Genç bir adam babasına sık sık şöyle dermiş: “Benim de dostlarım var, hem de senin dostların gibi...” Babası ise her seferinde şu cevabı verirmiş: “Oğlum, herkes dost gibi görünür ama gerçek dost bir, bilemedin iki kişidir. Fazlasını bulamazsın.” Bu konuşma zamanla tartışmaya dönüşür. En sonunda baba, oğluna bir ders vermek ve gerçek dostluğun ne olduğunu göstermek için bir sınav yapmaya karar verir. Bir akşam bir koyun keser ve cesedini bir çuvala koyar. Sonra oğluna der ki: “Hadi al bu çuvalı, dostlarına götür ve onlardan yardım iste bakalım.”
Çuvaldan kan sızmaktadır... Dışarıdan bakan biri, içinde bir insan cesedi olduğunu sanır. Delikanlı çuvalı sırtlar, en güvendiği dostuna gider ve kapıyı çalar. Dostu çuvalı görünce korkar, kapıyı hızla yüzüne kapatır. Delikanlı başka dostlarının kapısını da çalar, ama sonuç hep aynıdır. Hiçbiri onu içeri almaz. Yıkılmış bir hâlde geri döner babasına: “Haklıymışsın baba,” der. “Bu dünyada gerçek dost yokmuş, ne sana ne bana...”
Babası tebessümle karşılık verir: “Hayır evlat, benim bir dostum var. Şimdi al çuvalı, bu defa ona git.” Genç adam tekrar çuvalı sırtlar, alnından ter damlar. Babasıyla olan dostun kapısını çalar. Kapı hemen açılır, içeri alınır. Dost, onu bahçeye götürür. Birlikte bir çukur kazarlar ve çuvaldaki koyunu gömerler. Üzerini toprakla kapatıp, belli olmasın diye sarımsak ekerler.
Delikanlı sevinçle döner babasına: “Baba, işte gerçek dost buymuş!” Babası ise yine sakin bir ifadeyle der ki: “Henüz erken oğlum. Yarın git, onunla bir tartışma çıkar. Hiç çekinmeden iki tokat at. İşte o zaman anlayacağız, gerçekten dost mu değil mi? Sonra gel ve olanları anlat.”
Genç adam ertesi gün dostunun yanına gider. Küçük bir tartışma çıkarır ve istemeden de olsa iki tokat atar. Dost tokatları yedikten sonra sadece şunu söyler: “Git babana söyle: Biz, iki tokatla satmayız sarımsak tarlasını...”
---
Gerçek Dost; Sevilmeyecek hâlde bile seni sevebilendir... Sarılacak kimsen yokken sana sarılabilendir... Dayanılamaz olduğunda bile sana katlanabilendir... Zor zamanlarında yanında olan, Güzel haberlerinde seninle sevinen, Ağladığında seninle gözyaşı dökendir...”

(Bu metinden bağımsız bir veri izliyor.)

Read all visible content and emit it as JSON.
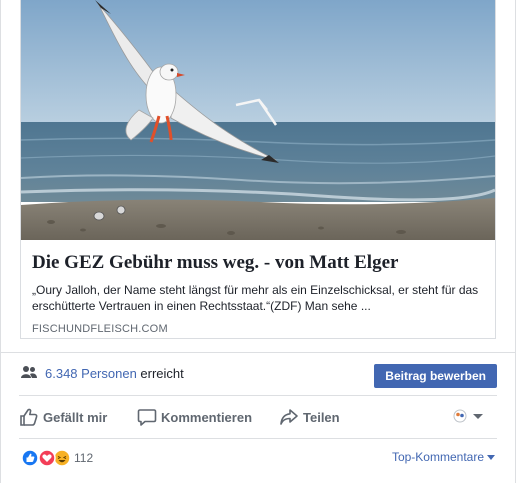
{
  "link_preview": {
    "title": "Die GEZ Gebühr muss weg. - von Matt Elger",
    "description": "„Oury Jalloh, der Name steht längst für mehr als ein Einzelschicksal, er steht für das erschütterte Vertrauen in einen Rechtsstaat.“(ZDF) Man sehe ...",
    "domain": "FISCHUNDFLEISCH.COM"
  },
  "reach": {
    "count": "6.348 Personen",
    "label": "erreicht",
    "boost_label": "Beitrag bewerben"
  },
  "actions": {
    "like_label": "Gefällt mir",
    "comment_label": "Kommentieren",
    "share_label": "Teilen"
  },
  "reactions": {
    "count": "112",
    "types": [
      "like-icon",
      "love-icon",
      "haha-icon"
    ],
    "sort_label": "Top-Kommentare"
  },
  "colors": {
    "accent": "#4267b2",
    "like": "#1877f2",
    "love": "#f33e58",
    "haha": "#f7b125"
  }
}
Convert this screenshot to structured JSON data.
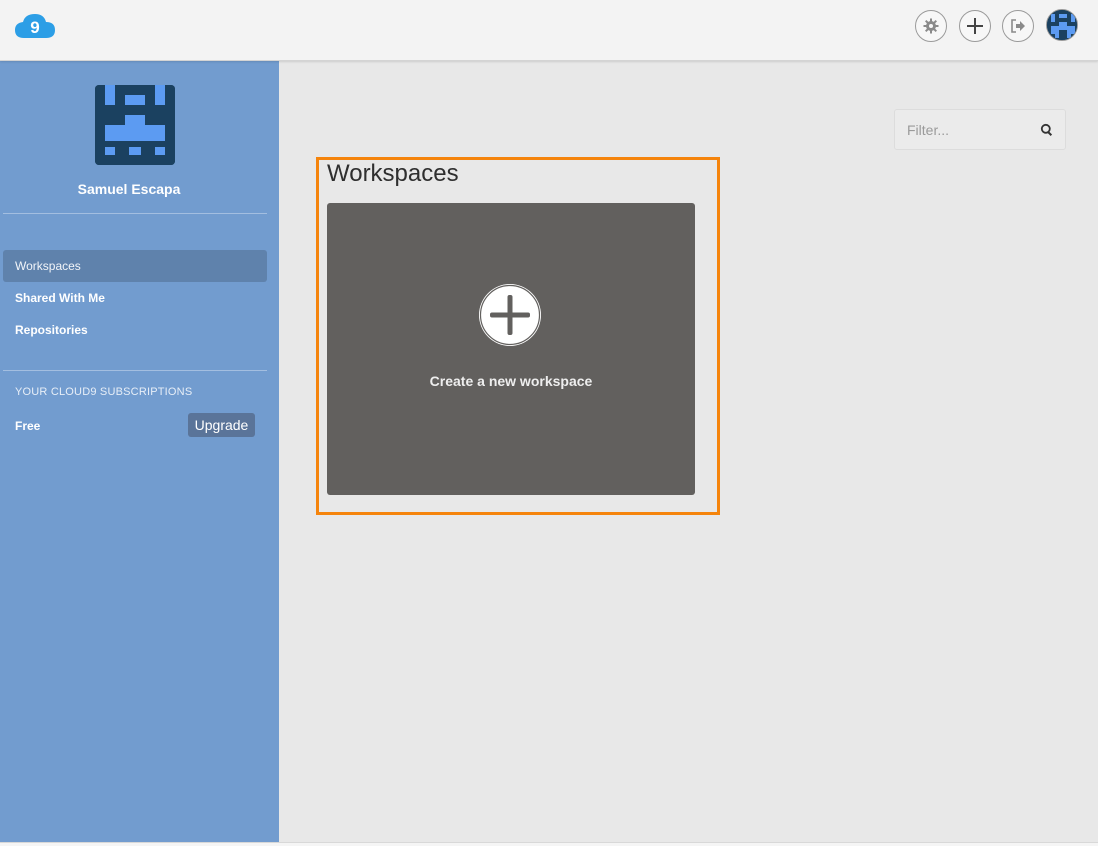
{
  "app": {
    "logo_icon": "cloud9-logo-icon",
    "brand_color": "#2c9ee6"
  },
  "topbar": {
    "settings_icon": "gear-icon",
    "new_icon": "plus-icon",
    "logout_icon": "sign-out-icon",
    "avatar_icon": "user-avatar-icon"
  },
  "sidebar": {
    "user_name": "Samuel Escapa",
    "nav": [
      {
        "label": "Workspaces",
        "active": true
      },
      {
        "label": "Shared With Me",
        "active": false
      },
      {
        "label": "Repositories",
        "active": false
      }
    ],
    "subscriptions_header": "YOUR CLOUD9 SUBSCRIPTIONS",
    "plan": "Free",
    "upgrade_label": "Upgrade",
    "background": "#729ccf"
  },
  "main": {
    "filter_placeholder": "Filter...",
    "section_title": "Workspaces",
    "create_label": "Create a new workspace",
    "highlight_color": "#f5840c"
  }
}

Yukarıya çok bilindik ama son dönemde unutulmaya yüz tutmuş bir hikayeyi aldım. Umarım okurken sıkılmamışınızdır. Çocukluğumuzda sıkça duyduğumuz sözlerden birisiydi, “Eskiye rağbet olsa bit pazarına nur yağardı!” Biz yine de eski bir hikayeyi anlattık ya..
Eskimeyen birkaç dostu ziyaret etme fırsatı oldu hafta sonu.. Her ne kadar “Ateş almaya mı geldin?” diye sorsalar da bizimkisi öyle bir turlama , öyle bir nefes alma turuydu.. Öyle iki tokatla dostunu satmayacak, vazgeçmeyecek arkadaşlarıma gittim.
Bu arada leylekleri de çok severim. Dönüş yolunda acaba “Leyleği havada görebilir miyim?” diye de bakındım. Ama bu yılda galiba bize gezip tozmak yok.. Nereden mi anladım. Dönüş yolunda aracımla seyrederken bir baktım ki yolun ortasında bir şey yatıyor. Yaklaşınca gördüm ki Leylek yere inmiş, bir sürücü de onun üzerinden geçmiş. Zavallı Leylek son nefesini orada vermiş! Benim tavsiyem odur ki Leyleği yerde bile görseniz siz siz olun size nefes aldıran dostlarınızı unutmayın, en azından telefonla arayın olmaz mı?